Liczbę kart kredytowych na koniec 2006 r. roku można szacować na 6,3 mln. W samym IV kwartale do portfeli Polaków trafiło około 700 tys. nowych kart, podczas gdy kwartał wcześniej około 400 tys. Okazuje się jednak, że wielu klientów dostało kartę kredytową przy okazji brania pożyczki gotówkowej na święta, czy też zakupów na raty i można się spodziewać, że takie karty będą raczej sporadycznie używane.

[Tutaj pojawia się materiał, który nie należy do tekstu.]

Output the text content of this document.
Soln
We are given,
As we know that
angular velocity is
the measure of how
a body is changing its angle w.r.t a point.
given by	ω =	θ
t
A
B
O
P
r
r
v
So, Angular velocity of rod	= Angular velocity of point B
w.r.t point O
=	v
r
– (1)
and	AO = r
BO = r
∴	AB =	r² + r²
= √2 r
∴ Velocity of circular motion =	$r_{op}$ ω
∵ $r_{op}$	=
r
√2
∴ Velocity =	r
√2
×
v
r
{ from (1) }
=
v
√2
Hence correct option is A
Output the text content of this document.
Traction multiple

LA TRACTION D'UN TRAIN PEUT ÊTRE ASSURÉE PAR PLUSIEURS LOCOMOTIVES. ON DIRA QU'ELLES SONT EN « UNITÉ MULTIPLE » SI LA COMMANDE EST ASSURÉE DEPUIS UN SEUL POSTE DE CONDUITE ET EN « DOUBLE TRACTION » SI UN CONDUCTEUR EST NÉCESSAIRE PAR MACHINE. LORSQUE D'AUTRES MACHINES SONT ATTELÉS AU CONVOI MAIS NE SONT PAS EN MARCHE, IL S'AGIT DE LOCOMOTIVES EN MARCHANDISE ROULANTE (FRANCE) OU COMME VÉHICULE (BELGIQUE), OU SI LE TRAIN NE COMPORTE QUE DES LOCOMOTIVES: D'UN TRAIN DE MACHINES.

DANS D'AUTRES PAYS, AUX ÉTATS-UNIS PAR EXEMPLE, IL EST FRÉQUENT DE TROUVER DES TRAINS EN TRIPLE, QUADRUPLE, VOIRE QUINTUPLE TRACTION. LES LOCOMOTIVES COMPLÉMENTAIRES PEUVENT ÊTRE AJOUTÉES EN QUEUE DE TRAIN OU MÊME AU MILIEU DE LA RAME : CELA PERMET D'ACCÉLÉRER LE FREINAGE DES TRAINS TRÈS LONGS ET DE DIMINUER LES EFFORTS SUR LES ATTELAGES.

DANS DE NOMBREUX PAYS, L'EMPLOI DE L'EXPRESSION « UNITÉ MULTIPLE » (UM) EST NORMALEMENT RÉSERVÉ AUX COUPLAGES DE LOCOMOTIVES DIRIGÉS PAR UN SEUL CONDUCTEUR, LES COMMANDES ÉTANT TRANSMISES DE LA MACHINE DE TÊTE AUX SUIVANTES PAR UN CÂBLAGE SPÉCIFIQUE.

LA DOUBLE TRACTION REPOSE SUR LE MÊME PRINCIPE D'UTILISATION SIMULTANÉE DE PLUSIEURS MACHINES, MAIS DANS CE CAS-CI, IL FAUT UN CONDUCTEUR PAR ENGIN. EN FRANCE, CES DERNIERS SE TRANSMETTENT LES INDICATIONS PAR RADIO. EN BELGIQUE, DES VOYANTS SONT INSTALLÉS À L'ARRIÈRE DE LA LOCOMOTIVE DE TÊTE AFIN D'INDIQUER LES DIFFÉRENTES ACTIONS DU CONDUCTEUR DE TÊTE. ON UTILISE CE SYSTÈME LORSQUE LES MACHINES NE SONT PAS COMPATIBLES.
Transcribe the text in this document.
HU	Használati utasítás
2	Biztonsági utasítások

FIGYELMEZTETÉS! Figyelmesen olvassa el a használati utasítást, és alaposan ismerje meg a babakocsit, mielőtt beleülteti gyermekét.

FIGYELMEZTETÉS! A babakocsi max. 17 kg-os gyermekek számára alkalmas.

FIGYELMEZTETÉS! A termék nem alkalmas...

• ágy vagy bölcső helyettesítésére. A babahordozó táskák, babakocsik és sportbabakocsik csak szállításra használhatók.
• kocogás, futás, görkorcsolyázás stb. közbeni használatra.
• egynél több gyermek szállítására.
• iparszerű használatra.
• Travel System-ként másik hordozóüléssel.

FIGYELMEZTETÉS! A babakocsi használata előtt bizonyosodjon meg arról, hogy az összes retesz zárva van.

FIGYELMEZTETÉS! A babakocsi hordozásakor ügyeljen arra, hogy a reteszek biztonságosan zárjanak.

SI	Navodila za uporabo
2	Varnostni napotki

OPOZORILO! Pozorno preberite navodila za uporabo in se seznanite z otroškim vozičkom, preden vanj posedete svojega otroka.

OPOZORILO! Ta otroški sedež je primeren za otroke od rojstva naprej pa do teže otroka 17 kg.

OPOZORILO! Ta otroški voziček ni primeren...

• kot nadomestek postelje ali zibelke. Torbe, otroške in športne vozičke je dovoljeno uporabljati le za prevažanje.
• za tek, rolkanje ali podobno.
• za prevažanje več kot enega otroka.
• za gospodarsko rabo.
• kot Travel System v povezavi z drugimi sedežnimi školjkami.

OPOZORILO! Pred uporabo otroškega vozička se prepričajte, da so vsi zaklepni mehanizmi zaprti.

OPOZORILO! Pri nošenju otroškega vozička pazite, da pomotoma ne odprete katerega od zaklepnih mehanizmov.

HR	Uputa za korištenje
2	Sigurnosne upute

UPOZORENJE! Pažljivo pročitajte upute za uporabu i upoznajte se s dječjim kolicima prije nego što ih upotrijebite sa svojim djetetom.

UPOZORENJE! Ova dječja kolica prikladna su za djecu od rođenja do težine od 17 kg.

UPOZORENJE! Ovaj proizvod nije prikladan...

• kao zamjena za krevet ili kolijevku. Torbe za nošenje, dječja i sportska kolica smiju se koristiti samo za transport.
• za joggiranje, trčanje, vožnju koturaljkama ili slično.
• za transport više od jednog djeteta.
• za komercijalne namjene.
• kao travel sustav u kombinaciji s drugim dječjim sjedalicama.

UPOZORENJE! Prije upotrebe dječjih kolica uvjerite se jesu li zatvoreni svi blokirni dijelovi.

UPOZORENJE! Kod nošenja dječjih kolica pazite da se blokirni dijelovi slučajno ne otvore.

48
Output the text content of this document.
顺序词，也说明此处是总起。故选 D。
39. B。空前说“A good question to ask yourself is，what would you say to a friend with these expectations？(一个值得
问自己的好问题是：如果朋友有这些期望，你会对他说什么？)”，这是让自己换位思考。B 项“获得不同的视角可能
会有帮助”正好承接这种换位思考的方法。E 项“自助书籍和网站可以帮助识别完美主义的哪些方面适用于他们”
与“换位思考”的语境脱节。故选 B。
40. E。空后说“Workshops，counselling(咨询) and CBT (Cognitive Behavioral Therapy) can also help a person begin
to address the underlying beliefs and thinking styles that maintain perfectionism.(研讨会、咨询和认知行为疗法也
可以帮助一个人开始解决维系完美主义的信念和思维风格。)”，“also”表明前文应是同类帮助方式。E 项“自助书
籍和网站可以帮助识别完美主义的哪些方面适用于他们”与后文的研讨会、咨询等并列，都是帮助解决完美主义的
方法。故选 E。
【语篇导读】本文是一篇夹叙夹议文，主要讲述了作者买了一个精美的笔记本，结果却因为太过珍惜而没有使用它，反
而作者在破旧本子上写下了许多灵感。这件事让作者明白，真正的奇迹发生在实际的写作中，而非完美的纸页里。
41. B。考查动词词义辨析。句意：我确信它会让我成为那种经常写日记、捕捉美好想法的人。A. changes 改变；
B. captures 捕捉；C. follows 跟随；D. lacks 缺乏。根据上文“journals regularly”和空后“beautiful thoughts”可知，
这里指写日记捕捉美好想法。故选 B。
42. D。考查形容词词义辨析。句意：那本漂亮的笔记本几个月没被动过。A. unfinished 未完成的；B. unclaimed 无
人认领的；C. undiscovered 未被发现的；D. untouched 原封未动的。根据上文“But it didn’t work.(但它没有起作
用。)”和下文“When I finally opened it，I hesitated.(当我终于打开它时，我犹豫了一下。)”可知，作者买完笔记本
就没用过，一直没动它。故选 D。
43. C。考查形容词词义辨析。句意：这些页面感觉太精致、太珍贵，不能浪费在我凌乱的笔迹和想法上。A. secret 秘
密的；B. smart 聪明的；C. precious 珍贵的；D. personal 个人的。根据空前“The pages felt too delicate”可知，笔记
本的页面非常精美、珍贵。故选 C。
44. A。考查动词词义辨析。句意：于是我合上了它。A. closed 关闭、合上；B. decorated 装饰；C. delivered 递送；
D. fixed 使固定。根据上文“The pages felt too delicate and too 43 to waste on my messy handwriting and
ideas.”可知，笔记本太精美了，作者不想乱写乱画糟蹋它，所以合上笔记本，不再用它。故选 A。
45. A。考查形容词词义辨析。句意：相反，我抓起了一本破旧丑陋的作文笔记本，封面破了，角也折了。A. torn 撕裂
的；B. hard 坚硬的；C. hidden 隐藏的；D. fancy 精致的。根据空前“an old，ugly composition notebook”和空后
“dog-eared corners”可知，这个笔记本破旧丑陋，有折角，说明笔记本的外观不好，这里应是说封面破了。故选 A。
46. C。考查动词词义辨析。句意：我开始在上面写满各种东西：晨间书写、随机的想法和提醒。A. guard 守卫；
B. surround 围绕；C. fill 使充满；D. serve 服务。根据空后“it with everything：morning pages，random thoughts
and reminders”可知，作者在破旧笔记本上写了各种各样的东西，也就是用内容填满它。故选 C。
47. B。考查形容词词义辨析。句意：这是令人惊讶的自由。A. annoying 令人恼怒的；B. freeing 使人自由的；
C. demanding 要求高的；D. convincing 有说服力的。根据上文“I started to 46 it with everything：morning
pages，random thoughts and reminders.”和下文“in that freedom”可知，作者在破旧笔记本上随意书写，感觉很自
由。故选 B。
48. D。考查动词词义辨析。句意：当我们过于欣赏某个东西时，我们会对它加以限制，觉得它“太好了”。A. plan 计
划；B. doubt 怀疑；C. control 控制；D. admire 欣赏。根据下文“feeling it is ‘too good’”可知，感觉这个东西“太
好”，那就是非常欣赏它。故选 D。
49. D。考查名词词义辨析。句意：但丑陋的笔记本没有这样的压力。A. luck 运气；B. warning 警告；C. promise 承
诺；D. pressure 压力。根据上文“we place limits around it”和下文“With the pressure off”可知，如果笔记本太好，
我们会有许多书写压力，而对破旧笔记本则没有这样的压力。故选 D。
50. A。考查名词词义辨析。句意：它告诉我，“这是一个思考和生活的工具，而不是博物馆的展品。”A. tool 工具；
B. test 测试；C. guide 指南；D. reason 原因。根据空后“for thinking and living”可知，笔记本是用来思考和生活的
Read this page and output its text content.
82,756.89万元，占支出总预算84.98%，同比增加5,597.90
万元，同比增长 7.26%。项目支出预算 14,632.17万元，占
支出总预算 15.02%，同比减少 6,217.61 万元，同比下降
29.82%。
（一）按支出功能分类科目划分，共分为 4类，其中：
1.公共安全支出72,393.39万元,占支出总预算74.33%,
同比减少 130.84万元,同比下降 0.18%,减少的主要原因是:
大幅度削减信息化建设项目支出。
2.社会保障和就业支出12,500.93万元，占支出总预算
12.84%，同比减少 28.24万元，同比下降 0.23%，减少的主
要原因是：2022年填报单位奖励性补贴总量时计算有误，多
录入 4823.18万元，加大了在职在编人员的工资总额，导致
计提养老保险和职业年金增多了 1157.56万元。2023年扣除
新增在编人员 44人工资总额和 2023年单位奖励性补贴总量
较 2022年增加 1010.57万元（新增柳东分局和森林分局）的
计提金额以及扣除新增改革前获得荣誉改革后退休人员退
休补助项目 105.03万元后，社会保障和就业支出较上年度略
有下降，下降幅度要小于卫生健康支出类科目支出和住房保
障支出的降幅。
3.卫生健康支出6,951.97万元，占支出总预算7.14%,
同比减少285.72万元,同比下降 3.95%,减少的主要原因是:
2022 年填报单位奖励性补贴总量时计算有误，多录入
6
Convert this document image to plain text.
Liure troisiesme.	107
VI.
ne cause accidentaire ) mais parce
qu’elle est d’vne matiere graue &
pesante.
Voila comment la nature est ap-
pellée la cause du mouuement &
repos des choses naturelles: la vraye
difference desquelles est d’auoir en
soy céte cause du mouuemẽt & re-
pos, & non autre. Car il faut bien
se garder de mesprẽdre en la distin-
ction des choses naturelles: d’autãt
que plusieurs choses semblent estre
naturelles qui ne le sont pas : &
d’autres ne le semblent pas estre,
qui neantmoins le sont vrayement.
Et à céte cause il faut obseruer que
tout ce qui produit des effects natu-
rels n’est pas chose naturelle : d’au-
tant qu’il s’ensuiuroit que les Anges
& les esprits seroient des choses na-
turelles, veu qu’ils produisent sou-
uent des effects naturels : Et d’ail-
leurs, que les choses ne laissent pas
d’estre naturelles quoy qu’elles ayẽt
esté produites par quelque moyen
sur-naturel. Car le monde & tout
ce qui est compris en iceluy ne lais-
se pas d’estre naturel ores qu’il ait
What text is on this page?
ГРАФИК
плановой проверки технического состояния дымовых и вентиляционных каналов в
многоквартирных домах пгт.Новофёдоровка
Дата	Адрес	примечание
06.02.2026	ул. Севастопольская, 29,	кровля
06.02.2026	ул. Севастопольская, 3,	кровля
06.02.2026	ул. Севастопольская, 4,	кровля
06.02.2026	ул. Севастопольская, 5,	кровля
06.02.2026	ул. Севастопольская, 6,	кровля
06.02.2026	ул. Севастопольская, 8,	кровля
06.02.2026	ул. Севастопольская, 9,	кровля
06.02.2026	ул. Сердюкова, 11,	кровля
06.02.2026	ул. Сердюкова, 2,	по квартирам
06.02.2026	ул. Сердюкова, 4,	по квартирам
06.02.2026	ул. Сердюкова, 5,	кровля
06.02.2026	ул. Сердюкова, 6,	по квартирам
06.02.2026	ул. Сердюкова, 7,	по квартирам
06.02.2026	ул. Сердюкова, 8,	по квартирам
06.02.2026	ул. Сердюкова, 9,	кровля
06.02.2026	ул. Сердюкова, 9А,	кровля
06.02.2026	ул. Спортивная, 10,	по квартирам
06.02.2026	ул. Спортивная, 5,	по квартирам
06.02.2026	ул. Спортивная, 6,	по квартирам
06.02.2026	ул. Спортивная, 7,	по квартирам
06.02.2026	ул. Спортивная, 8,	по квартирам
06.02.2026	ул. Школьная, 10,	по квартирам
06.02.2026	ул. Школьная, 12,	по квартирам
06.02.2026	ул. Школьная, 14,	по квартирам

Właśnie dzięki strategii dołączania kart kredytowych do pożyczki i uproszczeniu procedur wydawania „plastików” oszałamiający wynik sprzedaży w ostatnim kwartale osiągnął PKO BP. W IV kwartale wyemitował ich aż 239 tys. i na koniec roku miał 908 tys. Prześcignął jednocześnie Lukas Bank i powrócił na pozycje lidera. Lukas Bank miał na koniec grudnia 807 tys. kart. Trzecie miejsce zajmuje GE Money Bank (750 tys.), który zepchnął pozycję niżej Citibank Handlowy (662 tys.). Piąte miejsce zajmuje BPH (467 tys.), który w trzy ostatnie miesiące roku wydał ponad 60 tys. nowych kart i obecnie ma ich dwa razy więcej niż Pekao.
Bankom pomogło niewątpliwie obniżenie wymagań finansowych dla potencjalnych posiadaczy kart kredytowych. Dodatkowo niektóre instytucje, np. ING BSK, czy Fortis dodawały do nowych kart 50 zł.
Danych nie podały Eurobank, Cetelem Bank i Sygma Bank.